Three States of Data
PII is information that can be used on its own or with other information to identify, contact, or locate a single person, or to identify an individual in context. This includes information such as credit card, checking account, social security, and driver's license numbers that uniquely identify an individual. Businesses collect such information whenever someone makes a purchase. This enables companies to verify that the person using the payment method is authorized to do so and is who he or she claims to be.
Although collecting customer data is a good business practice to prevent fraudulent activity, the moment organizations bring PII into their databases, they become custodians of it. As custodians, they are obligated to protect that information. Additionally, auditors have a duty to point out instances where customer PII may need to be protected, and they should look critically at internal systems where customers' data is available for all to see or access.
To protect PII, auditors need to know where it exists in their organization. Data security experts consider data that needs to be protected to be in three distinct states:
- Data in use. Data on terminals, displays, hand-held devices, paper reports, or other devices that employees use to do their jobs.
- Data at rest. Information stored on file servers, computers, tablets, or information repositories such as email and Web servers.
- Data in motion. Data sent over networks.
Knowing the state of the data goes a long way toward understanding how to protect and audit it. In most cases, the data at rest needs to be safeguarded. This usually is done through encryption. However, in some cases data is not encrypted because management may believe that the data is on a protected device or network. The other reason people will not encrypt data is because of performance issues such as the time needed to encrypt and decrypt the data. In either case, if the protected device is somehow compromised, the data would be in plain sight and at risk.
Encryption also is the preferred method of protecting data in motion. However, depending on the networks in use, it may not be possible to encrypt data if the receiver of the information does not have a way to decrypt it. In such cases, the organization should consider implementing other data security measures such as password protection, security keys, and biometric identification.
Above all, internal auditors need to be aware of the exact information the organization is trying to protect and the cost associated with protecting it. Additionally, as this is primarily a data security issue, the information security group should assist in any projects in this area.
Once internal auditors know which information needs to be protected and how to do so, they need to perform a simple inventory to find out where it exists in their organization. For example, auditors should use a spreadsheet to perform the inventory analysis. On one side, the auditor should list each application system, hardware device, report, and item that may contain PII. At the top, the auditor should list the three data states — data in use, data at rest, and data in motion — and use a simple check to identify whether PII exists. Next to the cells in the spreadsheet where the PII exists, the auditor can add a column to indicate how that PII item is protected or note where the data is in plain sight and may need additional protection. This spreadsheet can function as a road map to locate all the organization's PII data and identify the method used to protect it. Moreover, it can demonstrate the organization's due diligence in protecting this information.

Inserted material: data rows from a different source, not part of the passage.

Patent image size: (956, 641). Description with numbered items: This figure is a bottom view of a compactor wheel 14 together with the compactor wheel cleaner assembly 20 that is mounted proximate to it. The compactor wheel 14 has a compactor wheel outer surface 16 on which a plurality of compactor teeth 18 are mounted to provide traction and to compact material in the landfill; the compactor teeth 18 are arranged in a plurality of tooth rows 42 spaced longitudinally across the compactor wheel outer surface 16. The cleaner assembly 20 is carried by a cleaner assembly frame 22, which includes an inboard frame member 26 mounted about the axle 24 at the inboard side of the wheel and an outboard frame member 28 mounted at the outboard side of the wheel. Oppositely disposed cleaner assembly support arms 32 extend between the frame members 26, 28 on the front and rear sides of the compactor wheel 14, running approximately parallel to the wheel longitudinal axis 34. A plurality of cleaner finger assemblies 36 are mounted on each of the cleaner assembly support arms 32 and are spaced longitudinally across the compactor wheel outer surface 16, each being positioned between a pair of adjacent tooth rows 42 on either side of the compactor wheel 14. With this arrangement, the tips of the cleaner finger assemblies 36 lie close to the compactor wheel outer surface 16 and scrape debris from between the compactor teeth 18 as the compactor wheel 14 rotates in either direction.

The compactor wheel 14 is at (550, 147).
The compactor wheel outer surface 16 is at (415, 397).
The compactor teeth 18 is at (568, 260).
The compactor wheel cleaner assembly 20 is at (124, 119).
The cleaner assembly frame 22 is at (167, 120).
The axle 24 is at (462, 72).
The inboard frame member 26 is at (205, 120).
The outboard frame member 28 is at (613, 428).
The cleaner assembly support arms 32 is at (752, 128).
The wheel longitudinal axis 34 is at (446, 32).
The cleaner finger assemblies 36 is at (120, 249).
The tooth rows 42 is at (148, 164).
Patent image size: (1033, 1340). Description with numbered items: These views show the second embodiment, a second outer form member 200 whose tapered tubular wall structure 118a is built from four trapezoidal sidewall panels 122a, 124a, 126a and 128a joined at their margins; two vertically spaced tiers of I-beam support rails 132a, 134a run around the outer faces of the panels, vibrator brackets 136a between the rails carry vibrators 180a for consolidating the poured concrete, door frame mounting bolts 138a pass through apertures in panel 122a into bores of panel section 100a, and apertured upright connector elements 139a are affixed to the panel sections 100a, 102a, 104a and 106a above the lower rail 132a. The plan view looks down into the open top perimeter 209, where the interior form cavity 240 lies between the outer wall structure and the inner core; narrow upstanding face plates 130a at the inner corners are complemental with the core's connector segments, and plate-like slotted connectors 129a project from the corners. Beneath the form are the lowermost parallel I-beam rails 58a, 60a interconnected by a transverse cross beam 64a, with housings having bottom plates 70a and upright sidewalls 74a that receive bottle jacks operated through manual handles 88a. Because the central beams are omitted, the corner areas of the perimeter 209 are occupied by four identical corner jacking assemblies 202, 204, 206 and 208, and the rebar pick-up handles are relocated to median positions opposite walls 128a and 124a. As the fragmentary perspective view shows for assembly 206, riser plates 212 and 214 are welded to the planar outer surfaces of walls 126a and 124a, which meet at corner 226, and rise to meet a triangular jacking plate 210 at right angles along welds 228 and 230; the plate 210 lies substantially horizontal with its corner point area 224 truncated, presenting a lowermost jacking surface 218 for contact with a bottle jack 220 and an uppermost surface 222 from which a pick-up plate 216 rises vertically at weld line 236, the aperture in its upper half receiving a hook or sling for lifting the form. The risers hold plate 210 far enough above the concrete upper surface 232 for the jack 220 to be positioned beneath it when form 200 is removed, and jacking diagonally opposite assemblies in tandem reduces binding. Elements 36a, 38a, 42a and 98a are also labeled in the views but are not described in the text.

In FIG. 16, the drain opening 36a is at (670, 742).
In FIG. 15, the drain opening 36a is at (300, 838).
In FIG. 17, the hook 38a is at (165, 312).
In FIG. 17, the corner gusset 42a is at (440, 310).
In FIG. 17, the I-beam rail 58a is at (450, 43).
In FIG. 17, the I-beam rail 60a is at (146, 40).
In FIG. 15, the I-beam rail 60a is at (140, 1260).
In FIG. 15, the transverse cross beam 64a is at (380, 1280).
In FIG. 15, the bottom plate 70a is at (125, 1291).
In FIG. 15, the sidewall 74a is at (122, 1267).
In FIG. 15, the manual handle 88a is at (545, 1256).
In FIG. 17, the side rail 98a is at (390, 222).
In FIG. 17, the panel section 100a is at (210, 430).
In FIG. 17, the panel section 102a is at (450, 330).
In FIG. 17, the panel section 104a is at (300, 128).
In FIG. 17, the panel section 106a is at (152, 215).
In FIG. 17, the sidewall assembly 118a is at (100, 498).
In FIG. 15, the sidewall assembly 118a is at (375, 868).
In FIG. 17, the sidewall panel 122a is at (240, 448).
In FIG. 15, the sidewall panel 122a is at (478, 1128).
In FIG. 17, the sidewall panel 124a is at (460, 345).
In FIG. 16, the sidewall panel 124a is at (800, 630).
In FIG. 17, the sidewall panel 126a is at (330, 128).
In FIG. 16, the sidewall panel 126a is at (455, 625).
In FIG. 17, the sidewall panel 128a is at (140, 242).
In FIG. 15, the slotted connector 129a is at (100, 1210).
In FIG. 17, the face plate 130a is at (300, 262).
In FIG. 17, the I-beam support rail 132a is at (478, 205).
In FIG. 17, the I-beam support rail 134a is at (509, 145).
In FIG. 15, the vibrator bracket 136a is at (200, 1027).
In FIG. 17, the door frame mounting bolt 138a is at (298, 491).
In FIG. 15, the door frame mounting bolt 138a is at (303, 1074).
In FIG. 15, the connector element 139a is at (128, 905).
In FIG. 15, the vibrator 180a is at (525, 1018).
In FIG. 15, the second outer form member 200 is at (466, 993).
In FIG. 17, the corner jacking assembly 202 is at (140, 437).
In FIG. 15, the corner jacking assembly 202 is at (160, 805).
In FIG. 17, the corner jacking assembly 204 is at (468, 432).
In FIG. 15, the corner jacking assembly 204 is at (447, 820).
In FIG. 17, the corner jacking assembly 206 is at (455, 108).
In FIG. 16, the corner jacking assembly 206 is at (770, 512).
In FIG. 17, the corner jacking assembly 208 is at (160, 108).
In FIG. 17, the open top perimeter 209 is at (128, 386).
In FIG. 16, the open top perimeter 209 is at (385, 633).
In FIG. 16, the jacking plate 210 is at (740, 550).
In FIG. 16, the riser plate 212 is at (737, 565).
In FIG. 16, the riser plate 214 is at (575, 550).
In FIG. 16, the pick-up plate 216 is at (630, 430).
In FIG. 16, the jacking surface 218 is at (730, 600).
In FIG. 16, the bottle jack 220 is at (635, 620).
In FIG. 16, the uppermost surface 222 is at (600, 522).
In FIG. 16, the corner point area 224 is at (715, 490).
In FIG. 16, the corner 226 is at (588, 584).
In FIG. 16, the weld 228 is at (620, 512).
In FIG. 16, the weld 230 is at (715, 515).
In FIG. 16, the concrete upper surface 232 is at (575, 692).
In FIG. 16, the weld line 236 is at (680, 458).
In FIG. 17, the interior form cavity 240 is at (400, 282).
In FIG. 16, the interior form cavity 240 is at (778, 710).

Now that auditors know where all the data resides, they can scope and plan to assess the organization's risks. In addition to testing the encryption in place, auditors should focus on controls over how data is used as well as appropriate data security policies and procedures. Based on the inventory analysis, auditors can decide whether the data is at risk of compromise and then decide on an appropriate protection method. Some examples include:
- If PII is in clear text on a report, procedures need to be in place for those reports to be protected, secured when being used, locked away when not in use, and disposed of appropriately (i.e., shredded) when they are no longer being used.
- If PII is in clear text on a screen from an application that many people can access, the auditor should recommend that the fields on the screen be masked with asterisks or encrypted so only certain individuals in the organization who need to identify customers can see the full information.
In addition to these areas, auditors should check that backup storage devices that contain PII are protected, as these often are overlooked.
Staying Out of the Headlines
As attackers increasingly target customer PII, internal auditors need to discard their old assumption that outside forces are primarily after internal information such as company secrets, business strategies, and financial data. With customers' data increasingly threatened, internal auditors have an obligation to help protect this information from prying thieves — or run the risk that their organization will be the next business in the news.